On a rural farm, Pete, a farmhand, yells “Twister!” to warn the family about an approaching tornado. Pete helps the narrator, their two brothers, and a grandmother into the cellar. The narrator’s father, Link, is out in the cornfield. His mother, Betsy, yells for Link, but he is unable to hear her. At Pete’s urging, she follows the rest of the family into the cellar. Seeing their worry, Pete begins a story about his childhood dog, Tornado. While there are very brief returns to the present time in the storm cellar, until the final chapter, the majority of the novel takes place in the past: through Pete’s narrated memories.

Pete remembers the day he met Tornado, during a tornado on an August day similar to the one in the present. His mother had “smelled” a tornado, and while the family eats, it rips the roof off their house but leaves the food on the table and the family members in their seats. After checking that they are uninjured, the family goes outside to assess the damage and finds a doghouse with a big, black dog inside. The dog is terrified and refuses to come out of the doghouse until he hears the word “supper,” called by Pete’s mother later in the day. Pete asks his father if they can keep the dog and name it Tornado and is told that he can if they are unable to find its rightful owner.

Pete remembers playing cards with his brother, Sammy, when Tornado comes up to him and nudges his leg. He wonders if Tornado wants to play cards and fans them out in front of the dog. Tornado selects the three hearts and then drops them. Pete tells his father that Tornado knows “half a card trick” (17), and his father helps with instructing the dog to drop the card on command. Pete is proud of Tornado’s card trick.

He also recalls a time when his sister, Emma Lou, was watching a classmate’s turtle, and it went missing. She accuses her brothers of taking it, but Pete sees the turtle in Tornado’s mouth. When Pete instructs Tornado to drop the turtle, he does and then takes off running frantically around the yard. Pete realizes that Tornado was attempting to protect the turtle and that it was very difficult for him to stay still for that time. He is proud of the dog.

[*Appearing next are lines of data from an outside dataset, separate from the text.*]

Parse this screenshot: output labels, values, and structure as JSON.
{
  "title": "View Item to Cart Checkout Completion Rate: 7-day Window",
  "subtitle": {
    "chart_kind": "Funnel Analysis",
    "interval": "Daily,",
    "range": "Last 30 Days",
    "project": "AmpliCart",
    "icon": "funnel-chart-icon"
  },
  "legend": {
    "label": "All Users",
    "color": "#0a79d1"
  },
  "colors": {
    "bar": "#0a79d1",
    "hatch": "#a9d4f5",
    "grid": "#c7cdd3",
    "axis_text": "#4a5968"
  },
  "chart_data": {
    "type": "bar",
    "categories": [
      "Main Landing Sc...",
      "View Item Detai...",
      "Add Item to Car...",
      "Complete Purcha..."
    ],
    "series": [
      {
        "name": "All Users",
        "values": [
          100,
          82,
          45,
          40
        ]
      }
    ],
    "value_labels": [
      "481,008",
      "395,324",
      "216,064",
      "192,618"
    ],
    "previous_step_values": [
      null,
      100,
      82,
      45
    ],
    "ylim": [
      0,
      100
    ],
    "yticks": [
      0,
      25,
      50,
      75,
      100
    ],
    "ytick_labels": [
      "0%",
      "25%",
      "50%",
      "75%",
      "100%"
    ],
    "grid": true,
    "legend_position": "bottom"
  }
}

Pete then tells the story of the family’s cat, Five-Thirty, which arrived at their farm at suppertime every day until Emma Lou decided to take ownership of it. Tornado had dug a special hole in a wooded area for the purpose of lying down in it to cool off. One day, Five-Thirty gets into the hole and refuses to get out until suppertime. When the cat leaves the hole, Tornado begins to dig deeper, trying to remove signs of the cat. Pete’s mother tells him to fill the hole in, and he does, thinking that Tornado will never be able to fully remove the memory of the cat from his special place anyway.

One day, Pete and his father go into town to visit the hardware store. When they return to Tornado waiting in the truck bed, they find a family grouped around it and a little girl hugging Tornado and addressing the dog as “Buddy.” They explain that they lost the dog in the August tornado. Pete is heartbroken, but he and his father allow the dog to return home with his rightful owners. Pete remains despondent. Almost a week later, Pete is in the barn and thinks he must be imagining the sound of Tornado’s tail thumping against the door. To his delight, it really is Tornado. Pete says that they never took the dog into town again and didn’t have the name or address of the other family, so Tornado stayed with the family for seven happy years.